The mid 2000s brought me to Brooklyn as the environmental education coordinator for a Bedford-Stuyvesant junior high school. I wanted to honor my students and their families by becoming more familiar with local culture, landmarks and literature. I bought myself several books and read about my adoptive landscape—I’m a life-long Bronx resident—during train rides. More understanding came in meeting with parents and neighboring school workers. I even walked every block within a half mile radius of my school and made a point of eating at local restaurants where I would have normally brown-bagged lunch. This journey’s most current moments came as I wrote at Our Time Press for a five month contract. I invite you to read my best efforts to capture who we are in 2014 with a view to who we’re becoming.

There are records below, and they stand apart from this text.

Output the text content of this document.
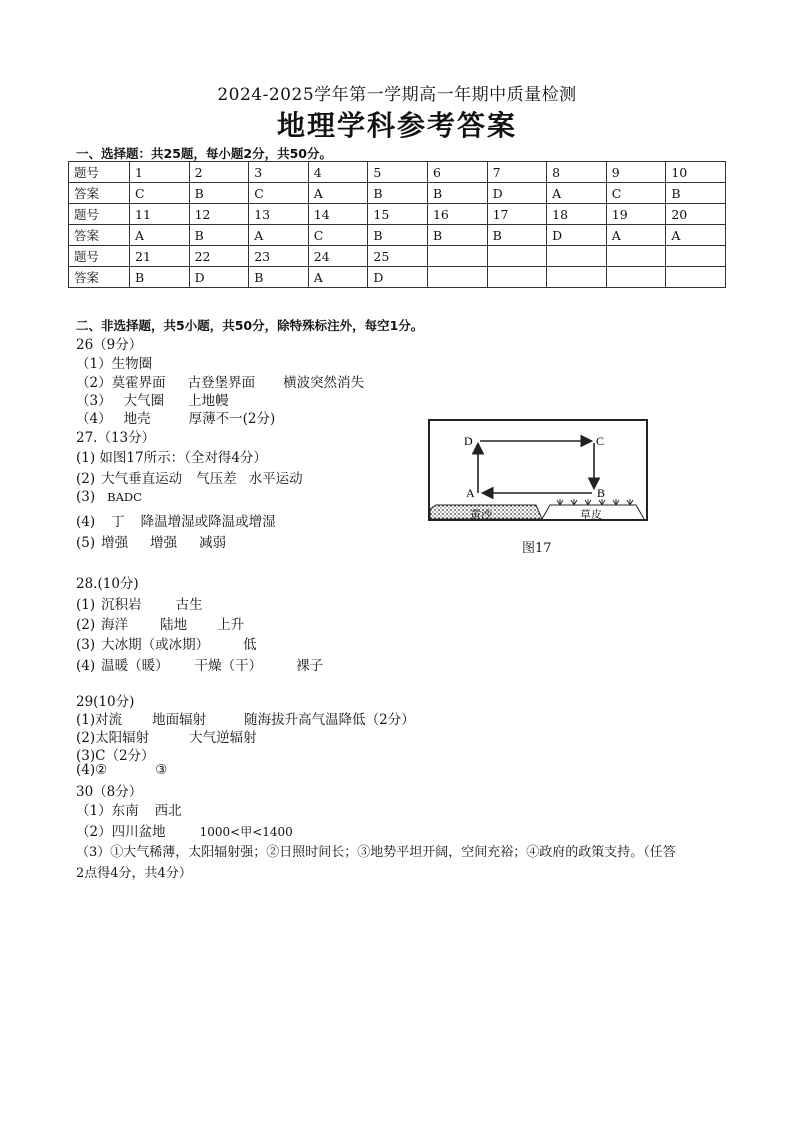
2024-2025学年第一学期高一年期中质量检测
地理学科参考答案
一、选择题：共25题，每小题2分，共50分。
题号	1	2	3	4	5	6	7	8	9	10
答案	C	B	C	A	B	B	D	A	C	B
题号	11	12	13	14	15	16	17	18	19	20
答案	A	B	A	C	B	B	B	D	A	A
题号	21	22	23	24	25					
答案	B	D	B	A	D					
二、非选择题，共5小题，共50分，除特殊标注外，每空1分。
26（9分）
（1）生物圈
（2）莫霍界面 古登堡界面 横波突然消失
（3） 大气圈 上地幔
（4） 地壳	厚薄不一(2分)
27.（13分）
(1) 如图17所示：（全对得4分）
(2) 大气垂直运动 气压差 水平运动
(3) BADC
(4) 丁 降温增湿或降温或增湿
(5) 增强 增强 减弱
D	C
A	B
黄沙	草皮
图17
28.(10分)
(1) 沉积岩	古生
(2) 海洋 陆地 上升
(3) 大冰期（或冰期）	低
(4) 温暖（暖） 干燥（干）	裸子
29(10分)
(1)对流 地面辐射	随海拔升高气温降低（2分）
(2)太阳辐射	大气逆辐射
(3)C（2分）
(4)②	③
30（8分）
（1）东南 西北
（2）四川盆地	1000<甲<1400
（3）①大气稀薄，太阳辐射强；②日照时间长；③地势平坦开阔，空间充裕；④政府的政策支持。（任答
2点得4分，共4分）
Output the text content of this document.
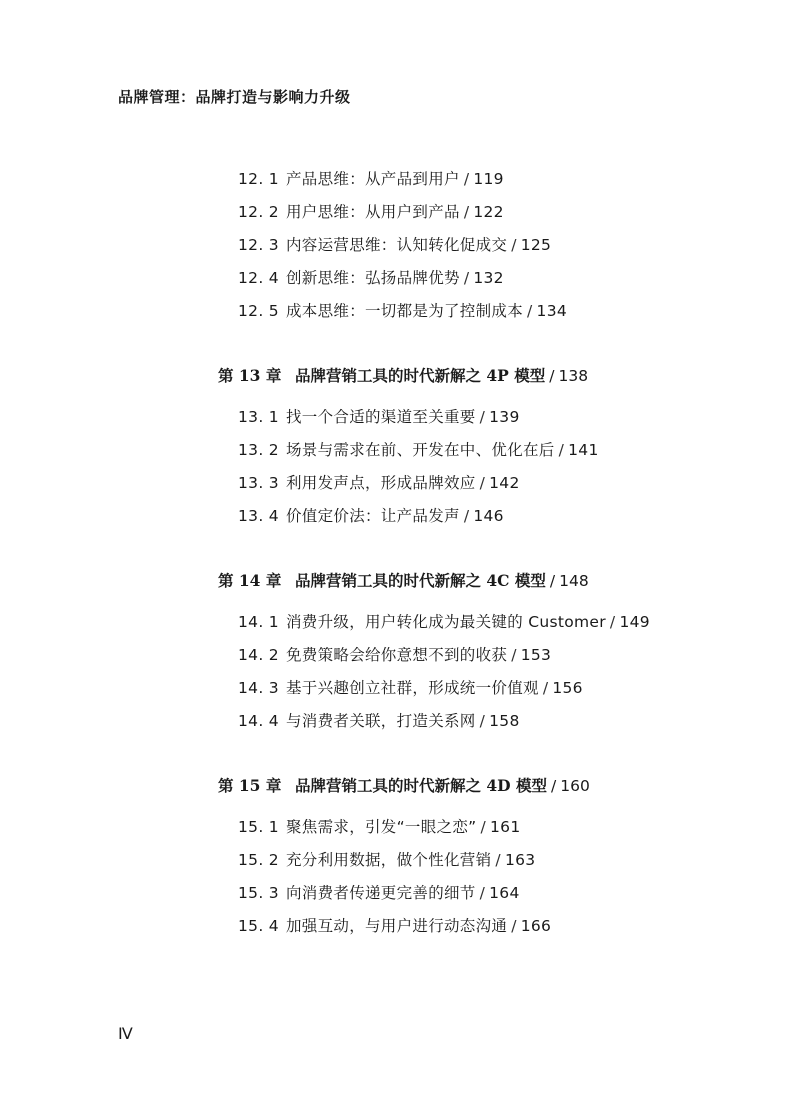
品牌管理：品牌打造与影响力升级
12. 1 产品思维：从产品到用户 / 119
12. 2 用户思维：从用户到产品 / 122
12. 3 内容运营思维：认知转化促成交 / 125
12. 4 创新思维：弘扬品牌优势 / 132
12. 5 成本思维：一切都是为了控制成本 / 134
第 13 章 品牌营销工具的时代新解之 4P 模型 / 138
13. 1 找一个合适的渠道至关重要 / 139
13. 2 场景与需求在前、开发在中、优化在后 / 141
13. 3 利用发声点，形成品牌效应 / 142
13. 4 价值定价法：让产品发声 / 146
第 14 章 品牌营销工具的时代新解之 4C 模型 / 148
14. 1 消费升级，用户转化成为最关键的 Customer / 149
14. 2 免费策略会给你意想不到的收获 / 153
14. 3 基于兴趣创立社群，形成统一价值观 / 156
14. 4 与消费者关联，打造关系网 / 158
第 15 章 品牌营销工具的时代新解之 4D 模型 / 160
15. 1 聚焦需求，引发“一眼之恋” / 161
15. 2 充分利用数据，做个性化营销 / 163
15. 3 向消费者传递更完善的细节 / 164
15. 4 加强互动，与用户进行动态沟通 / 166
Ⅳ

These are exciting times. Like seeds beneath the snow, something is coming! When Tomorrow Comes (published Jan. 9) profiles five locals who each master and model responses to the emerging global environmental crises across Brooklyn. Stories like NASA at Medgar (Nov. 21) opened a lot of eyes. To a person, everyone I spoke with post-publication was surprised that local multi-cultural students were engaged in top notch science projects with commercial implications. We do that? Yes, Outdoor Afro: a Nation of Environmentalists (Jan.16) had a similar effect as people learned of a vast community of African-American outdoor hobbyists from California to North Carolina…with a Brooklyn Meet-up chapter.
A Nov. 21 editorial Why We Need Outdoor Education More Than Ever was an alarm bell. It says our times call for the enhancement and expansion of the kinds of supervised and thematic however informal multi-sensory education that can restore what high stakes testing often destroys. Meanwhile, Every Garden a Library: Outdoor Education in Brooklyn (Nov. 21, was never digitized) shows how some are making this happen in the neighborhoods of Bushwick, Brownsville, and Bedford-Stuyvesant. Pondering the urban garden play of middle-age and senior life at public housing developments, we visited Red Hook, Fort Greene, Canarsie, Ocean Hill, and other districts in The People’s Garden: a tour of NYCHA Gardens (Nov. 28).
Finally, on-line versions of the following articles continue to entice the community to tour local treasures: a) Citywide African Burial Grounds Gain Recognition (Oct. 31), b) Biking Brooklyn, an interview with Velo City (Dec. 5), Fulton St. Sculpture Deserves Closer Look (Dec. 19), and Underground Railroad Sites in Brooklyn to See Now (Jan. 23). Truly, Brooklyn’s literature has an answer for every interest in urbanism and American history!